Global investors are waking up to Canada's less-than-stellar prospects.

The Canadian dollar has dropped below par with the U.S. currency. The possibility of an interest-rate cut at the Bank of Canada has entered the conversation.

Mr. St-Arnaud has little good to say about the Canadian economy. But he isn't predicting lower interest rates – not so much because he doesn't think the economy needs help, but because he thinks the central bank has already done all it reasonably can do.

Canadian interest rates have been ultra-low for four years. The idea was to stoke domestic demand that would offset the drag from weaker exports. The policy worked. Some 60 per cent of Canada's economic growth since the end of the recession has come from household spending, according to Mr. St-Arnaud.

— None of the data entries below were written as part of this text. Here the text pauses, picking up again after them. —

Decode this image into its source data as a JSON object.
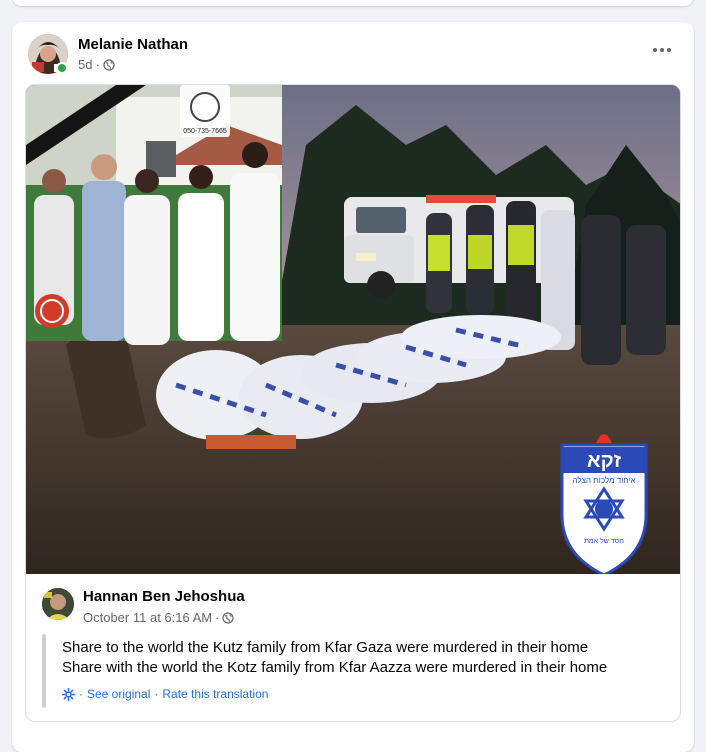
{
  "post": {
    "author": "Melanie Nathan",
    "time": "5d",
    "separator": "·",
    "privacy_icon": "globe-icon",
    "more_icon": "more-horizontal-icon",
    "photo": {
      "sign_phone": "050-735-7665",
      "logo_text": "זקא",
      "logo_subtext": "איחוד מלכות הצלה",
      "logo_footer": "חסד של אמת"
    },
    "shared": {
      "author": "Hannan Ben Jehoshua",
      "time": "October 11 at 6:16 AM",
      "separator": "·",
      "lines": [
        "Share to the world the Kutz family from Kfar Gaza were murdered in their home",
        "Share with the world the Kotz family from Kfar Aazza were murdered in their home"
      ],
      "see_original": "See original",
      "rate_translation": "Rate this translation",
      "link_separator": "·"
    }
  },
  "colors": {
    "link": "#216fdb",
    "online": "#31a24c",
    "secondary_text": "#65676b"
  }
}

But that well is running dry. Household debt at more than 150 per cent of disposable income is part of the reason; there is every reason to think households will start paying off debt. Another reason domestic spending will contribute less to GDP is that households are running out of things to buy. The Bank of Canada's low-interest rate strategy was meant to induce Canadians into "bringing forward" purchases that they would have made later.

Lower interest rates can't do much about that. Mr. St-Arnaud also reckons the Bank of Canada will remain wary of reflating a housing market that only recently has cooled enough to stop the central bank from worrying about a U.S.-style financial crisis. An interest-rate cut easily could trigger a new wave of borrowing, and it would probably take the prospect of recession to force the Bank of Canada to reverse course.

Governments technically could take the baton from the central bank. With business investment frozen, there even could be strong case made for fiscal stimulus. Mr. St-Arnaud observes that the banking system back home in Canada is strong and government budget deficits are relatively small. But he also observes that from Finance Minister Jim Flaherty on down, politicians are more inclined to cut than they are to spend.

The bottom line for Mr. St-Arnaud: Canada's economy will continue to struggle, forcing the Bank of Canada to keep interest rates at 1 per cent until the middle of 2014.

That's considerably longer than anyone imagined back in those heady days in 2010.